Saint Jerome in His Study (Dürer)
When I was about 15 years old, I realized that I hadn’t learned anything in a classroom since the 4th grade. I picked up details, but no new ways of thinking about the World or what that means were imparted to me by my teachers or classmates. I was always a poor student, and getting poor grades did not motivate me to do my class work. I was not confident in myself, unathletic, awkward, and poor. I did not have a learning disability or cognitive disorder, but was held back by emotional weakness/issues, a total lack of motivation, bullying, and later, gang violence. It all boiled down to insecurity and fear.
I was administered a series of IQ tests in the 4th grade which was an attempt to diagnose me as retarded, but ended with presenting me an IQ of 152. The scores are different for adults and children, and I haven’t re tested as an adult, but it was still a very high score. This was very frustrating for me. I knew I was not stupid, but I had all the indicators. The classroom environment was not the best path to learning for me. I was nearly left back each grade since 7th, and ended up dropping out in the 10th grade, which was my 4th year of high school. I went to night school and got a GED.
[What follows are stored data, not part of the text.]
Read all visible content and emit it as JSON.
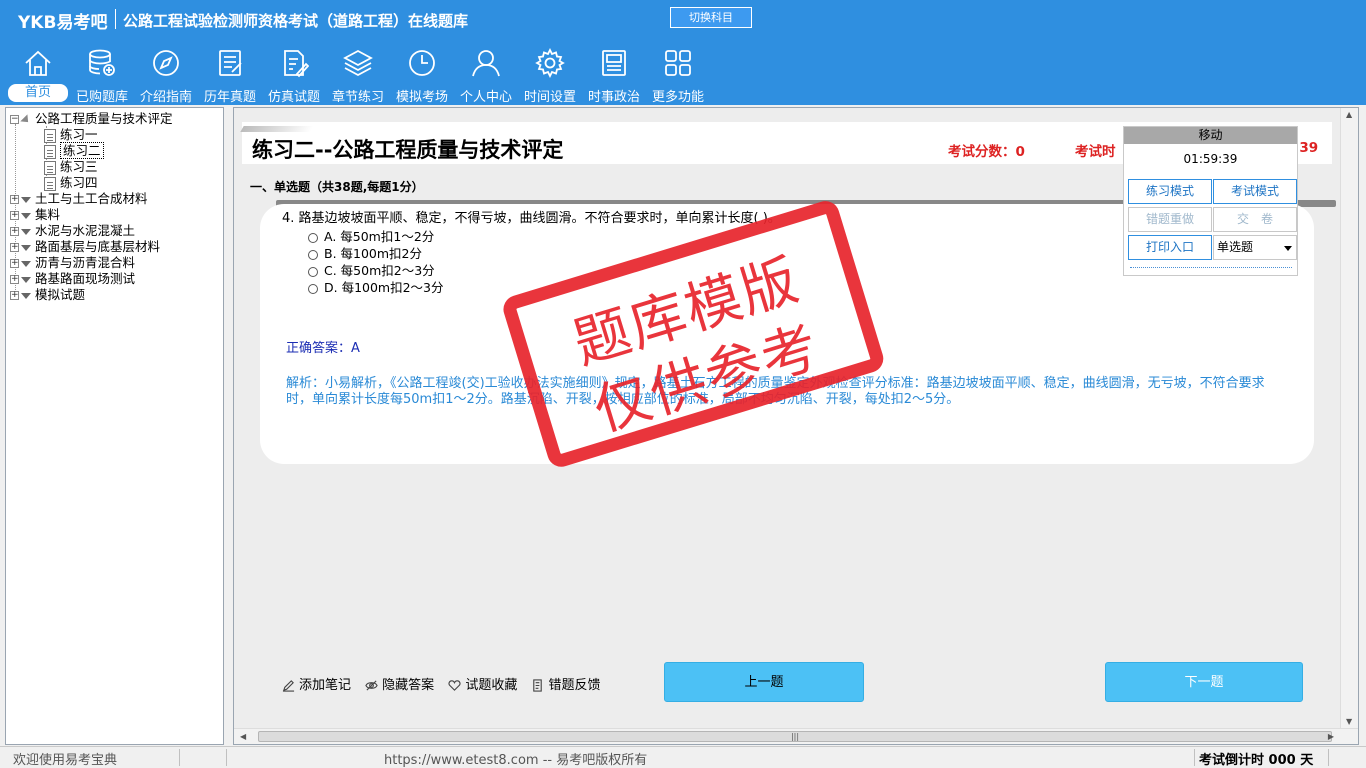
{
  "header": {
    "logo": "YKB易考吧",
    "title": "公路工程试验检测师资格考试（道路工程）在线题库",
    "switch_subject": "切换科目"
  },
  "nav": [
    {
      "label": "首页",
      "icon": "home-icon",
      "active": true
    },
    {
      "label": "已购题库",
      "icon": "database-icon"
    },
    {
      "label": "介绍指南",
      "icon": "compass-icon"
    },
    {
      "label": "历年真题",
      "icon": "list-doc-icon"
    },
    {
      "label": "仿真试题",
      "icon": "edit-doc-icon"
    },
    {
      "label": "章节练习",
      "icon": "layers-icon"
    },
    {
      "label": "模拟考场",
      "icon": "clock-icon"
    },
    {
      "label": "个人中心",
      "icon": "user-icon"
    },
    {
      "label": "时间设置",
      "icon": "gear-icon"
    },
    {
      "label": "时事政治",
      "icon": "news-icon"
    },
    {
      "label": "更多功能",
      "icon": "grid-icon"
    }
  ],
  "tree": {
    "root": "公路工程质量与技术评定",
    "children": [
      "练习一",
      "练习二",
      "练习三",
      "练习四"
    ],
    "selected": "练习二",
    "others": [
      "土工与土工合成材料",
      "集料",
      "水泥与水泥混凝土",
      "路面基层与底基层材料",
      "沥青与沥青混合料",
      "路基路面现场测试",
      "模拟试题"
    ]
  },
  "main": {
    "page_title": "练习二--公路工程质量与技术评定",
    "score_label": "考试分数：0",
    "time_label": "考试时",
    "time_tail": ":39",
    "section_title": "一、单选题（共38题,每题1分）",
    "question": "4. 路基边坡坡面平顺、稳定，不得亏坡，曲线圆滑。不符合要求时，单向累计长度(  )。",
    "options": [
      "A. 每50m扣1～2分",
      "B. 每100m扣2分",
      "C. 每50m扣2～3分",
      "D. 每100m扣2～3分"
    ],
    "answer": "正确答案：A",
    "analysis": "解析：小易解析，《公路工程竣(交)工验收办法实施细则》规定，路基土石方工程的质量鉴定外观检查评分标准：路基边坡坡面平顺、稳定，曲线圆滑，无亏坡，不符合要求时，单向累计长度每50m扣1～2分。路基沉陷、开裂，按相应部位的标准，局部不均匀沉陷、开裂，每处扣2～5分。",
    "actions": [
      "添加笔记",
      "隐藏答案",
      "试题收藏",
      "错题反馈"
    ],
    "prev": "上一题",
    "next": "下一题"
  },
  "panel": {
    "header": "移动",
    "timer": "01:59:39",
    "practice_mode": "练习模式",
    "exam_mode": "考试模式",
    "redo_wrong": "错题重做",
    "submit": "交　卷",
    "print": "打印入口",
    "question_type": "单选题"
  },
  "stamp": {
    "line1": "题库模版",
    "line2": "仅供参考"
  },
  "status": {
    "welcome": "欢迎使用易考宝典",
    "url": "https://www.etest8.com -- 易考吧版权所有",
    "countdown": "考试倒计时 000 天"
  },
  "colors": {
    "header_bg": "#2f8fe0",
    "accent_red": "#d22222",
    "answer_blue": "#1b2db3",
    "analysis_blue": "#2a8ad6",
    "button_cyan": "#4cc1f5",
    "stamp_red": "#e8242c"
  }
}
Desiring to learn, a friend and I decided to educate ourselves. We had as a model the Renaissance Man, who knew a little bit about a lot of things, and was especially skilled or knowledgeable in some areas. It ended up in practice being similar to the Classical education model, which I think would have been a better course of study. I cloistered myself in the library, like an ascetic monk in a cell. I read a lot of fiction and poetry (the classics), studied Latin, history, horticulture, architecture, knot tying, cooking, practical survival skills, anything that tickled my fancy or seemed important to know. I was able to learn things from books or text-only internet terminals, and apply them in the real world. It was a wonderful experience, creating beauty out of an ugly situation, but left me with huge gaps in my education, like not knowing US geography and State Capitals. I also wish I had learned Greek (and read more of/about the Greeks, I find them much more interesting than the Romans), orienteering, woodworking, the piano (I know chords and scales from other instruments, and I can plink around a little), theology, and other areas of study. I specifically wish I had emphasized math, and kept at it so as to not unlearn the processes.
More accurately, I wish I didn’t have the experience, that traditional education would have worked for me. However, it didn’t, and I was unwilling to do nothing and let it continue to be a problem. The situation was absolutely less than ideal, and somehow ended up being more effective than me going to class. At the very least, it would have been nice to have had a mentor, but I suppose I have always been a “grinder”. Skills or experiences have rarely come easily for me. A passing level of competency in something takes a lot of work for me.
I continue to self-educate. I seek out knowledge and attempt to refine my skills. Lately I’ve been focusing on organizing, goal-setting, and finances. I’m always reading, and trying to broaden my experience.
I love learning. I did not/was unable to capitalize on much of the learning experiences that came my way when I was younger. I’m not doing that anymore. I will continue to be a lifelong student, I will grind away, and I will get better. I will not be held back by circumstances I can’t control or attitudes I can control. I will stand and fight, and go back and formulate a new plan to fight smarter next time if it doesn’t go very well.
Do new skills and experiences come easy to you? Do you enjoy learning? How do you learn? Did that translate to good grades for you?